Difendere il territorio per difendere il futuro

di Ketty Bertuccelli su ilbecco.it, 17 marzo 2013

È Marzo il mese scelto per la lotta per la difesa del territorio, tre importantissime manifestazioni, precedute da interessanti iniziative per la preparazione di cortei si sono svolte e si svolgeranno questo mese: NO PONTE (Messina 16 Marzo) NO TAV (Val di Susa 23 Marzo) e NO MUOS (Niscemi 30 Marzo).

“Riprendiamoci il futuro: dalla truffa del Ponte sullo Stretto alla rinascita del territorio!” il nome scelto dagli organizzatori della manifestazione che si sono dati appuntamento, insieme a centinaia di partecipanti, volti storici e giovanissimi, alle 16.00 a Piazza Cairoli a Messina per formare un lungo serpentone che ha colorato le vie della città fino a Palazzo Zanca (sede del Comune).

Ad oltre dieci anni dall’inizio della lotta contro la realizzazione della “cattedrale nel deserto” quest’appuntamento si pone l’obiettivo di chiudere per sempre, e senza possibilità alcuna di resuscitarla in futuro, l’inutile opera con il suo carico di affari e di devastazioni.

Erano circa duemila, nonostante le condizioni meteorologiche poco favorevoli, i partecipanti al colorato e rumoroso corteo, che hanno invaso le principali strade del centro città, ad aprire il corteo il tradizionale “camioncino” da cui gli organizzatori hanno animato il corteo con slogan e musica, primo fra tutti lo striscione degli occupanti del Teatro Pinelli” Il contagio non si arresta”, ribadiscono gli autori di una delle più belle lotte culturali messinesi degli ultimi anni, gli spezzoni NO MUOS e NO TAV , il ricordo di Dax “16 marzo: bandiere rosse al vento ..uccidono un compagno ne nascono altri cento!” perché gli antifascisti non dimenticano.

La Rete No Ponte e, insieme a lei, i movimenti e le forze sociali e politiche che da decenni si battono contro “Il ponte sullo Stretto di Messina”, rivendicando lo scioglimento immediato della Stretto di Messina s.p.a., il recesso dal contratto con Eurolink (General Contractor per la progettazione e costruzione del Ponte) e il non riconoscimento di alcuna penale e alcun debito.

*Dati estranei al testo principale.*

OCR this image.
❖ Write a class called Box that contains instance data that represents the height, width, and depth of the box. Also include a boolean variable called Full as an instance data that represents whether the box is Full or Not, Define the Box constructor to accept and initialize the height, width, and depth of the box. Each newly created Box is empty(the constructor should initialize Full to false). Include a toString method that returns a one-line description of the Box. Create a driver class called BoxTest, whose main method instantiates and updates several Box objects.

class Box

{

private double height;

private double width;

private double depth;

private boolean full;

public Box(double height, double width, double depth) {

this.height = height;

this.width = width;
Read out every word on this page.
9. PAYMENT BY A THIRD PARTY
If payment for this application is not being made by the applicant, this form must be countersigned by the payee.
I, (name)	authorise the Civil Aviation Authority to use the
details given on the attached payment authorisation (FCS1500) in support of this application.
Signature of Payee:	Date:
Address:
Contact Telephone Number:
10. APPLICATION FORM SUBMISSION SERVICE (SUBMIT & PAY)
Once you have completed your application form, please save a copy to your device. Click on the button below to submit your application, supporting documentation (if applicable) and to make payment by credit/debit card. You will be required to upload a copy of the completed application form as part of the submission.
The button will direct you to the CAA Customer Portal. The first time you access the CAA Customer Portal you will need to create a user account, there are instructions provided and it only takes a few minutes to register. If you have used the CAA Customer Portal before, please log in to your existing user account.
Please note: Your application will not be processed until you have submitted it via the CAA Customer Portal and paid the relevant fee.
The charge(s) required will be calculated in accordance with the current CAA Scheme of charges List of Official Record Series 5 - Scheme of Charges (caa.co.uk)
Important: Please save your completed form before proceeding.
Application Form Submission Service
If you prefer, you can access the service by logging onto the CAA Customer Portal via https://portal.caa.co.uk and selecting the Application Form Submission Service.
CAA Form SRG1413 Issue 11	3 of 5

Perché è notizia di poche settimane fa: il Ponte sullo Stretto non si farà. È scaduto il termine per la redazione dell’atto aggiuntivo (che concedeva 300 milioni di euro e posticipava di due anni la decisione sulla sostenibilità finanziaria e ingegneristica dell’infrastruttura) proposto dal Governo ad Eurolink. A preoccupare però ora sono le penali, che il general contractor si prepara a chiedere, e a giudicare dalle agenzie di stampa, si parla di oltre un miliardo di euro.

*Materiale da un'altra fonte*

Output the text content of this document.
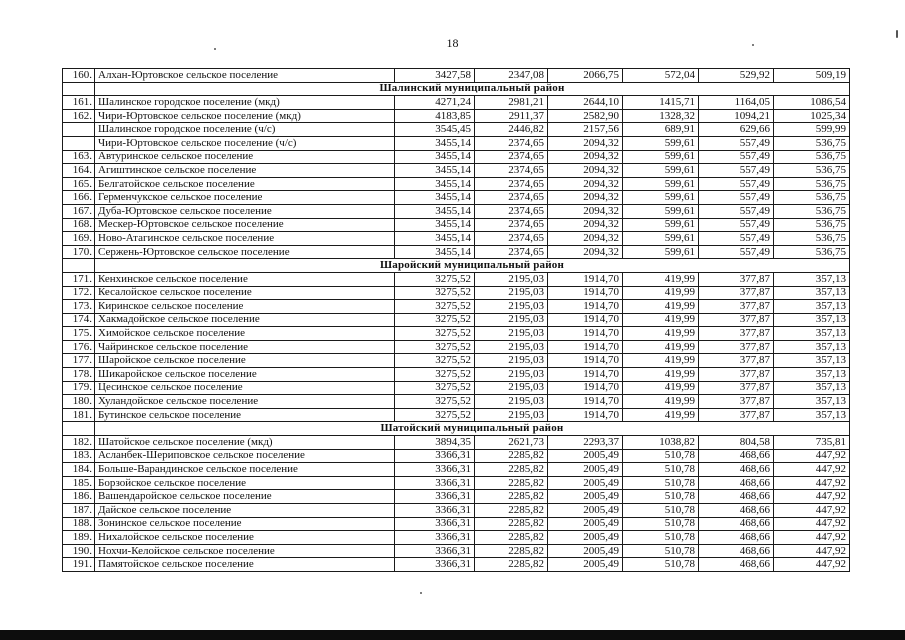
18
160.	Алхан-Юртовское сельское поселение	3427,58	2347,08	2066,75	572,04	529,92	509,19
	Шалинский муниципальный район						
161.	Шалинское городское поселение (мкд)	4271,24	2981,21	2644,10	1415,71	1164,05	1086,54
162.	Чири-Юртовское сельское поселение (мкд)	4183,85	2911,37	2582,90	1328,32	1094,21	1025,34
	Шалинское городское поселение (ч/с)	3545,45	2446,82	2157,56	689,91	629,66	599,99
	Чири-Юртовское сельское поселение (ч/с)	3455,14	2374,65	2094,32	599,61	557,49	536,75
163.	Автуринское сельское поселение	3455,14	2374,65	2094,32	599,61	557,49	536,75
164.	Агиштинское сельское поселение	3455,14	2374,65	2094,32	599,61	557,49	536,75
165.	Белгатойское сельское поселение	3455,14	2374,65	2094,32	599,61	557,49	536,75
166.	Герменчукское сельское поселение	3455,14	2374,65	2094,32	599,61	557,49	536,75
167.	Дуба-Юртовское сельское поселение	3455,14	2374,65	2094,32	599,61	557,49	536,75
168.	Мескер-Юртовское сельское поселение	3455,14	2374,65	2094,32	599,61	557,49	536,75
169.	Ново-Атагинское сельское поселение	3455,14	2374,65	2094,32	599,61	557,49	536,75
170.	Сержень-Юртовское сельское поселение	3455,14	2374,65	2094,32	599,61	557,49	536,75
	Шаройский муниципальный район						
171.	Кенхинское сельское поселение	3275,52	2195,03	1914,70	419,99	377,87	357,13
172.	Кесалойское сельское поселение	3275,52	2195,03	1914,70	419,99	377,87	357,13
173.	Киринское сельское поселение	3275,52	2195,03	1914,70	419,99	377,87	357,13
174.	Хакмадойское сельское поселение	3275,52	2195,03	1914,70	419,99	377,87	357,13
175.	Химойское сельское поселение	3275,52	2195,03	1914,70	419,99	377,87	357,13
176.	Чайринское сельское поселение	3275,52	2195,03	1914,70	419,99	377,87	357,13
177.	Шаройское сельское поселение	3275,52	2195,03	1914,70	419,99	377,87	357,13
178.	Шикаройское сельское поселение	3275,52	2195,03	1914,70	419,99	377,87	357,13
179.	Цесинское сельское поселение	3275,52	2195,03	1914,70	419,99	377,87	357,13
180.	Хуландойское сельское поселение	3275,52	2195,03	1914,70	419,99	377,87	357,13
181.	Бутинское сельское поселение	3275,52	2195,03	1914,70	419,99	377,87	357,13
	Шатойский муниципальный район						
182.	Шатойское сельское поселение (мкд)	3894,35	2621,73	2293,37	1038,82	804,58	735,81
183.	Асланбек-Шериповское сельское поселение	3366,31	2285,82	2005,49	510,78	468,66	447,92
184.	Больше-Варандинское сельское поселение	3366,31	2285,82	2005,49	510,78	468,66	447,92
185.	Борзойское сельское поселение	3366,31	2285,82	2005,49	510,78	468,66	447,92
186.	Вашендаройское сельское поселение	3366,31	2285,82	2005,49	510,78	468,66	447,92
187.	Дайское сельское поселение	3366,31	2285,82	2005,49	510,78	468,66	447,92
188.	Зонинское сельское поселение	3366,31	2285,82	2005,49	510,78	468,66	447,92
189.	Нихалойское сельское поселение	3366,31	2285,82	2005,49	510,78	468,66	447,92
190.	Нохчи-Келойское сельское поселение	3366,31	2285,82	2005,49	510,78	468,66	447,92
191.	Памятойское сельское поселение	3366,31	2285,82	2005,49	510,78	468,66	447,92
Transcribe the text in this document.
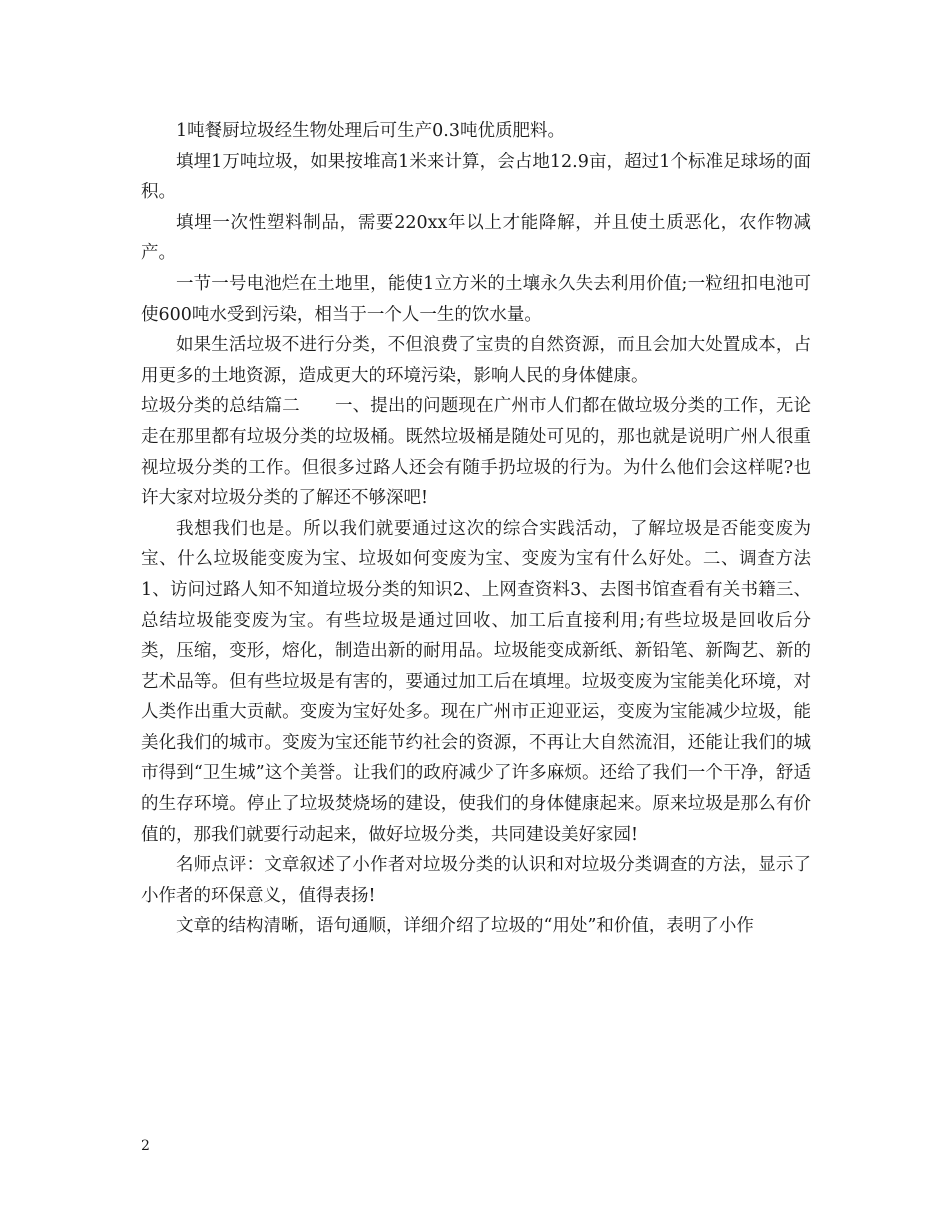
1吨餐厨垃圾经生物处理后可生产0.3吨优质肥料。

填埋1万吨垃圾，如果按堆高1米来计算，会占地12.9亩，超过1个标准足球场的面积。

填埋一次性塑料制品，需要220xx年以上才能降解，并且使土质恶化，农作物减产。

一节一号电池烂在土地里，能使1立方米的土壤永久失去利用价值;一粒纽扣电池可使600吨水受到污染，相当于一个人一生的饮水量。

如果生活垃圾不进行分类，不但浪费了宝贵的自然资源，而且会加大处置成本，占用更多的土地资源，造成更大的环境污染，影响人民的身体健康。

垃圾分类的总结篇二　　一、提出的问题现在广州市人们都在做垃圾分类的工作，无论走在那里都有垃圾分类的垃圾桶。既然垃圾桶是随处可见的，那也就是说明广州人很重视垃圾分类的工作。但很多过路人还会有随手扔垃圾的行为。为什么他们会这样呢?也许大家对垃圾分类的了解还不够深吧!

我想我们也是。所以我们就要通过这次的综合实践活动，了解垃圾是否能变废为宝、什么垃圾能变废为宝、垃圾如何变废为宝、变废为宝有什么好处。二、调查方法1、访问过路人知不知道垃圾分类的知识2、上网查资料3、去图书馆查看有关书籍三、总结垃圾能变废为宝。有些垃圾是通过回收、加工后直接利用;有些垃圾是回收后分类，压缩，变形，熔化，制造出新的耐用品。垃圾能变成新纸、新铅笔、新陶艺、新的艺术品等。但有些垃圾是有害的，要通过加工后在填埋。垃圾变废为宝能美化环境，对人类作出重大贡献。变废为宝好处多。现在广州市正迎亚运，变废为宝能减少垃圾，能美化我们的城市。变废为宝还能节约社会的资源，不再让大自然流泪，还能让我们的城市得到“卫生城”这个美誉。让我们的政府减少了许多麻烦。还给了我们一个干净，舒适的生存环境。停止了垃圾焚烧场的建设，使我们的身体健康起来。原来垃圾是那么有价值的，那我们就要行动起来，做好垃圾分类，共同建设美好家园!

名师点评：文章叙述了小作者对垃圾分类的认识和对垃圾分类调查的方法，显示了小作者的环保意义，值得表扬!

文章的结构清晰，语句通顺，详细介绍了垃圾的“用处”和价值，表明了小作

2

Niente festeggiamenti, quindi, per il popolo No Ponte, fermamente convinto che c’è chi vorrà continuare a far vivere il fantasma del Ponte nella minaccia dell’indennizzo richiesto, è sceso ancora una volta in piazza per dimostrare che nonostante i molti anni passati dall’inizio lotta è pronto alla battaglia perché le risorse economiche previste vengano, invece, utilizzate per realizzare le infrastrutture utili alle popolazioni come l’adeguamento antisismico e la messa in sicurezza dal gravissimo dissesto idrogeologico del territorio.

“La lotta non si arresta..la terra non si abusa. .dalla Sicilia alla Val Susa!” è lo slogan più utilizzato dai manifestanti, una frase che ha come obiettivo quello di percorre idealmente tutta l’Italia per ricordare a tutti che Messina è solo una tappa, perché

“Difendiamo la nostra terra, difendiamo il nostro futuro” è un filo rosso che lega l’Italia.

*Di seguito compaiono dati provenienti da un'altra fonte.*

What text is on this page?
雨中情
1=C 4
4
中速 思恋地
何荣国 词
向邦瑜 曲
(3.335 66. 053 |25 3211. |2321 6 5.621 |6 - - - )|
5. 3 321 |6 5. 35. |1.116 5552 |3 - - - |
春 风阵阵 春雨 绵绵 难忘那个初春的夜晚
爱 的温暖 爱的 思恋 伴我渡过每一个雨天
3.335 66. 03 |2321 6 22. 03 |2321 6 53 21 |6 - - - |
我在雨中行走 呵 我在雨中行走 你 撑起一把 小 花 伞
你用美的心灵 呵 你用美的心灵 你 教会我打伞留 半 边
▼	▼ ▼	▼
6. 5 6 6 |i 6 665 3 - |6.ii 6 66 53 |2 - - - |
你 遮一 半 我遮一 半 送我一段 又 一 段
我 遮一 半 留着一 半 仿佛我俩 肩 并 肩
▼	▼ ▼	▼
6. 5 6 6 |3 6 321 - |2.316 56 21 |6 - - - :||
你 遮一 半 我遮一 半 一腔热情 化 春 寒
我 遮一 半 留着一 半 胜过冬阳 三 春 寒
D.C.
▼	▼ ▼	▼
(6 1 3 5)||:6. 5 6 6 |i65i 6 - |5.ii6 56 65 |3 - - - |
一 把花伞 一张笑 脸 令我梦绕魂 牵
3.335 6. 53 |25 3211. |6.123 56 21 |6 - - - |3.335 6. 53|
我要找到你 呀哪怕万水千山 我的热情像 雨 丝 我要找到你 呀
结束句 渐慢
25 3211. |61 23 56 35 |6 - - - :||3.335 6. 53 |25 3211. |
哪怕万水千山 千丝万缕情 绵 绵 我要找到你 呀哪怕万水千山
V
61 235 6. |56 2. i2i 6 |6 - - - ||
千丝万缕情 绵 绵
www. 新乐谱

Dopo Messina, l’appuntamento più vicino è quello del 23 Marzo in Val di Susa, per impedire che una nuova linea TAV devasti inutilmente una valle. In una nazione dove l’intero sistema di trasporto pubblico è al collasso le grandi lobby guardano alle linee di alta velocità come al più grande business del secolo e successivamente a Niscemi, il 30 Marzo, per impedire la costruzione del MUOStro, il sistema d’antenne satellitari ad alto inquinamento elettromagnetico creato per governare le guerre planetarie del terzo millennio, per smantellare le 46 micidiali antenne già installate e per la smilitarizzazione dei nostri territori.